Here Ana reports back on her experience.
My research project aims to investigate ideas about artistic identity, originality and ethics by copying other artists’ paintings and drawings. I am interested in establishing a working relationship with the artists to decide the destiny and relationship of the copies I create. One of the artists I want to investigate is Alessandro Twombly, whose visual language is very similar to that of his father, Cy Twombly. Rome, where both artists live/lived, is an important visual and thematic influence on Cy Twombly’s work and so would provide good insight into the artistic identity and legacy of the two artists.
I divided my time between the significant sites for my research and studio work: I visited the Galleria Nazionale d’Arte Moderna e Contemporanea’s archive where biographical material about Cy Twombly was kept. I aimed to understand the importance of Twombly in Rome and to identify the galleries and collectors who were interested in his work.

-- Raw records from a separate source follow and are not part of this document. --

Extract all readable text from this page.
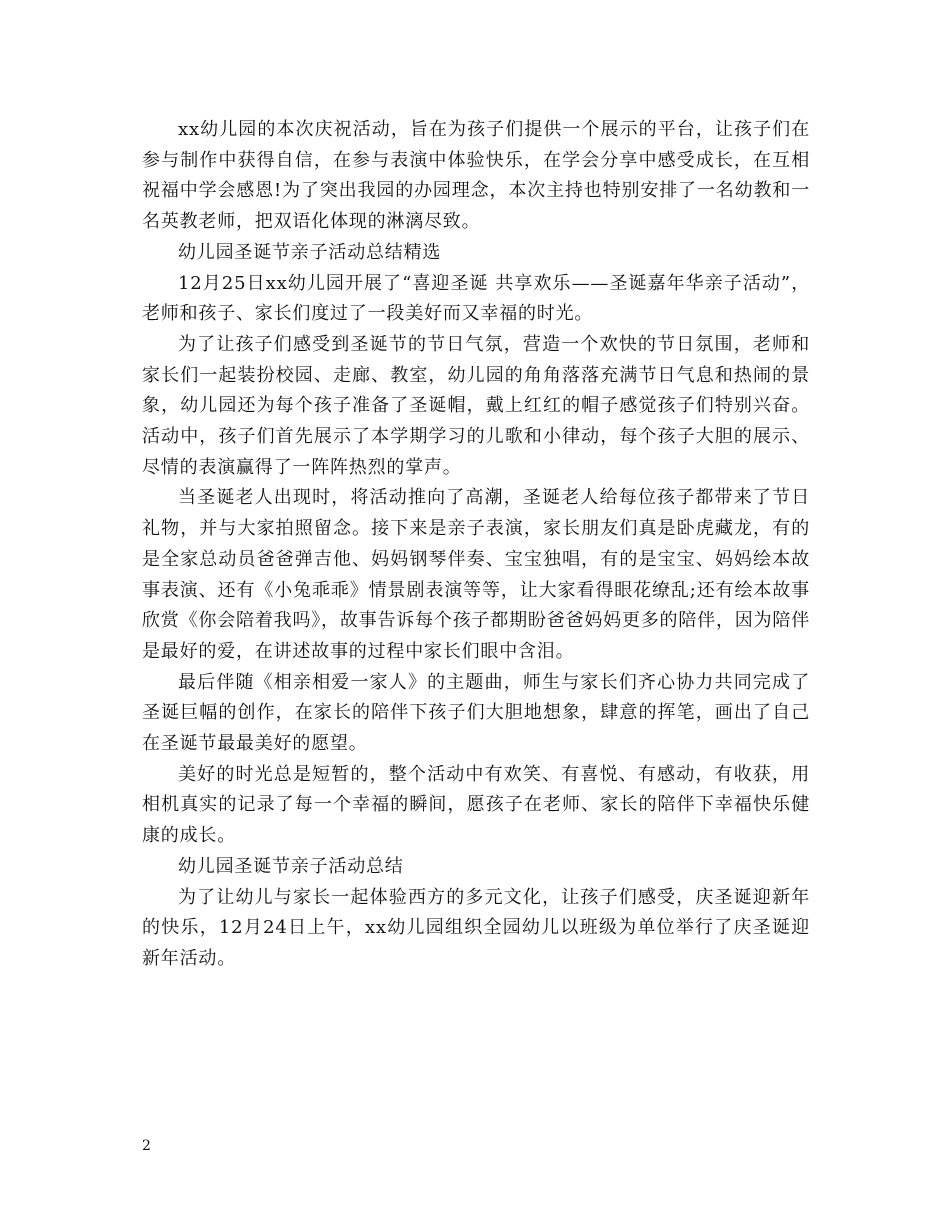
xx幼儿园的本次庆祝活动，旨在为孩子们提供一个展示的平台，让孩子们在参与制作中获得自信，在参与表演中体验快乐，在学会分享中感受成长，在互相祝福中学会感恩!为了突出我园的办园理念，本次主持也特别安排了一名幼教和一名英教老师，把双语化体现的淋漓尽致。

幼儿园圣诞节亲子活动总结精选

12月25日xx幼儿园开展了“喜迎圣诞 共享欢乐——圣诞嘉年华亲子活动”，老师和孩子、家长们度过了一段美好而又幸福的时光。

为了让孩子们感受到圣诞节的节日气氛，营造一个欢快的节日氛围，老师和家长们一起装扮校园、走廊、教室，幼儿园的角角落落充满节日气息和热闹的景象，幼儿园还为每个孩子准备了圣诞帽，戴上红红的帽子感觉孩子们特别兴奋。活动中，孩子们首先展示了本学期学习的儿歌和小律动，每个孩子大胆的展示、尽情的表演赢得了一阵阵热烈的掌声。

当圣诞老人出现时，将活动推向了高潮，圣诞老人给每位孩子都带来了节日礼物，并与大家拍照留念。接下来是亲子表演，家长朋友们真是卧虎藏龙，有的是全家总动员爸爸弹吉他、妈妈钢琴伴奏、宝宝独唱，有的是宝宝、妈妈绘本故事表演、还有《小兔乖乖》情景剧表演等等，让大家看得眼花缭乱;还有绘本故事欣赏《你会陪着我吗》，故事告诉每个孩子都期盼爸爸妈妈更多的陪伴，因为陪伴是最好的爱，在讲述故事的过程中家长们眼中含泪。

最后伴随《相亲相爱一家人》的主题曲，师生与家长们齐心协力共同完成了圣诞巨幅的创作，在家长的陪伴下孩子们大胆地想象，肆意的挥笔，画出了自己在圣诞节最最美好的愿望。

美好的时光总是短暂的，整个活动中有欢笑、有喜悦、有感动，有收获，用相机真实的记录了每一个幸福的瞬间，愿孩子在老师、家长的陪伴下幸福快乐健康的成长。

幼儿园圣诞节亲子活动总结

为了让幼儿与家长一起体验西方的多元文化，让孩子们感受，庆圣诞迎新年的快乐，12月24日上午，xx幼儿园组织全园幼儿以班级为单位举行了庆圣诞迎新年活动。

2
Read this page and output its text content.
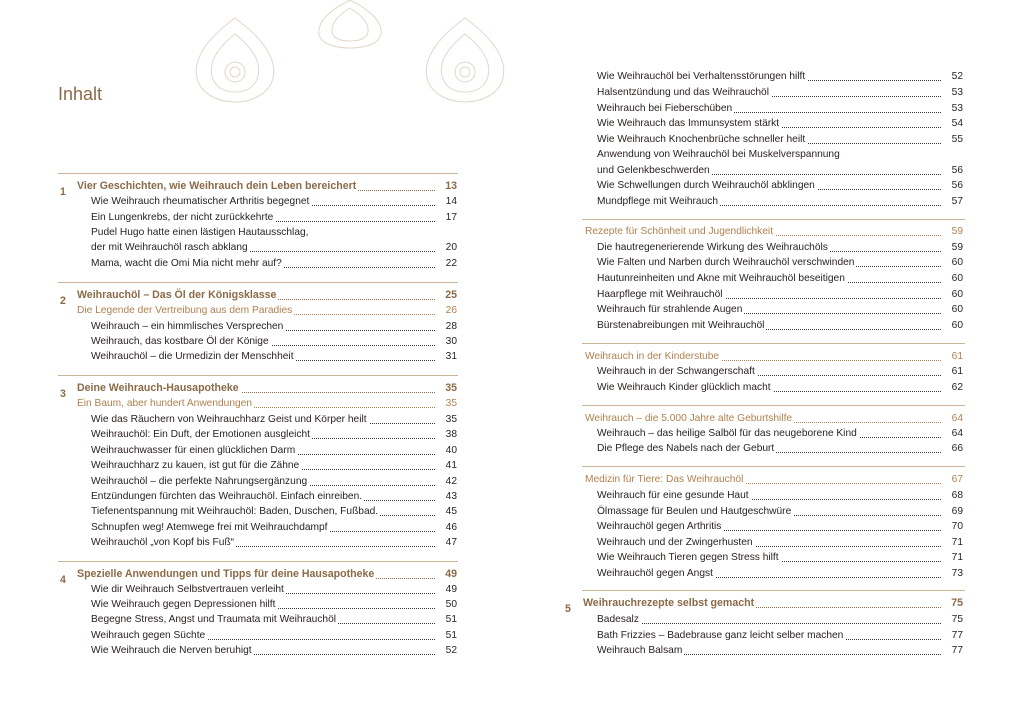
Inhalt
1 Vier Geschichten, wie Weihrauch dein Leben bereichert	13
Wie Weihrauch rheumatischer Arthritis begegnet	14
Ein Lungenkrebs, der nicht zurückkehrte	17
Pudel Hugo hatte einen lästigen Hautausschlag,
der mit Weihrauchöl rasch abklang	20
Mama, wacht die Omi Mia nicht mehr auf?	22
2 Weihrauchöl – Das Öl der Königsklasse	25
Die Legende der Vertreibung aus dem Paradies	26
Weihrauch – ein himmlisches Versprechen	28
Weihrauch, das kostbare Öl der Könige	30
Weihrauchöl – die Urmedizin der Menschheit	31
3 Deine Weihrauch-Hausapotheke	35
Ein Baum, aber hundert Anwendungen	35
Wie das Räuchern von Weihrauchharz Geist und Körper heilt	35
Weihrauchöl: Ein Duft, der Emotionen ausgleicht	38
Weihrauchwasser für einen glücklichen Darm	40
Weihrauchharz zu kauen, ist gut für die Zähne	41
Weihrauchöl – die perfekte Nahrungsergänzung	42
Entzündungen fürchten das Weihrauchöl. Einfach einreiben.	43
Tiefenentspannung mit Weihrauchöl: Baden, Duschen, Fußbad.	45
Schnupfen weg! Atemwege frei mit Weihrauchdampf	46
Weihrauchöl „von Kopf bis Fuß“	47
4 Spezielle Anwendungen und Tipps für deine Hausapotheke	49
Wie dir Weihrauch Selbstvertrauen verleiht	49
Wie Weihrauch gegen Depressionen hilft	50
Begegne Stress, Angst und Traumata mit Weihrauchöl	51
Weihrauch gegen Süchte	51
Wie Weihrauch die Nerven beruhigt	52
Wie Weihrauchöl bei Verhaltensstörungen hilft	52
Halsentzündung und das Weihrauchöl	53
Weihrauch bei Fieberschüben	53
Wie Weihrauch das Immunsystem stärkt	54
Wie Weihrauch Knochenbrüche schneller heilt	55
Anwendung von Weihrauchöl bei Muskelverspannung
und Gelenkbeschwerden	56
Wie Schwellungen durch Weihrauchöl abklingen	56
Mundpflege mit Weihrauch	57
Rezepte für Schönheit und Jugendlichkeit	59
Die hautregenerierende Wirkung des Weihrauchöls	59
Wie Falten und Narben durch Weihrauchöl verschwinden	60
Hautunreinheiten und Akne mit Weihrauchöl beseitigen	60
Haarpflege mit Weihrauchöl	60
Weihrauch für strahlende Augen	60
Bürstenabreibungen mit Weihrauchöl	60
Weihrauch in der Kinderstube	61
Weihrauch in der Schwangerschaft	61
Wie Weihrauch Kinder glücklich macht	62
Weihrauch – die 5.000 Jahre alte Geburtshilfe	64
Weihrauch – das heilige Salböl für das neugeborene Kind	64
Die Pflege des Nabels nach der Geburt	66
Medizin für Tiere: Das Weihrauchöl	67
Weihrauch für eine gesunde Haut	68
Ölmassage für Beulen und Hautgeschwüre	69
Weihrauchöl gegen Arthritis	70
Weihrauch und der Zwingerhusten	71
Wie Weihrauch Tieren gegen Stress hilft	71
Weihrauchöl gegen Angst	73
5 Weihrauchrezepte selbst gemacht	75
Badesalz	75
Bath Frizzies – Badebrause ganz leicht selber machen	77
Weihrauch Balsam	77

In the permanent collection, I focused on The Fall of Hyperion. This specific painting was significant for my project because of its diversity of gestures, materials, and its resemblance to Alessandro’s own paintings, which I intended to study and replicate in the studio. The fact that the gallery was next door to the British School at Rome (BSR) was a huge bonus as I was able to see the painting several times a day while painting in the studio and consequently gain a better understanding of its materiality. Rome itself - the light, the colours, the energy, and some of the paintings in the museums - was also important in the understanding of Cy Twombly’s oeuvre.
My painting studies
In order to look at Alessandro Twombly’s work, I visited Alessandra Bonomo, the gallery that represents him. I met Alessandro and we spoke about his work and a possible interview to include in my case studies.
At the end of the meeting, Alessandro agreed to let me visit his house where he goes sometimes and where his father lived.
Alessandro Twombly research
The studio work consisted of studying the artistic languages of father and son visually, through mimicking the gestures both artists’ performed in their paintings. At the same time, I focused on finding a ‘place’ for my own response to Rome within their language using painting, drawing, photography and video.
More BSR studio photos
The BSR provided an incredible space to make work: quiet, spacious and with resources such as a library and workshop. The most rewarding aspect was the relationships created with the other researchers and artists with whom we discussed our projects and time in Rome over breakfasts and dinners. I owe to some of the artists the direction that my research took and the contacts acquired for future research on the Twomblys.
I highly recommend the residency to other students. The space and time dedicated exclusively to research is unique; a change of environment facilitates fresh insights; and new relationships open unexpected avenues that strengthen research.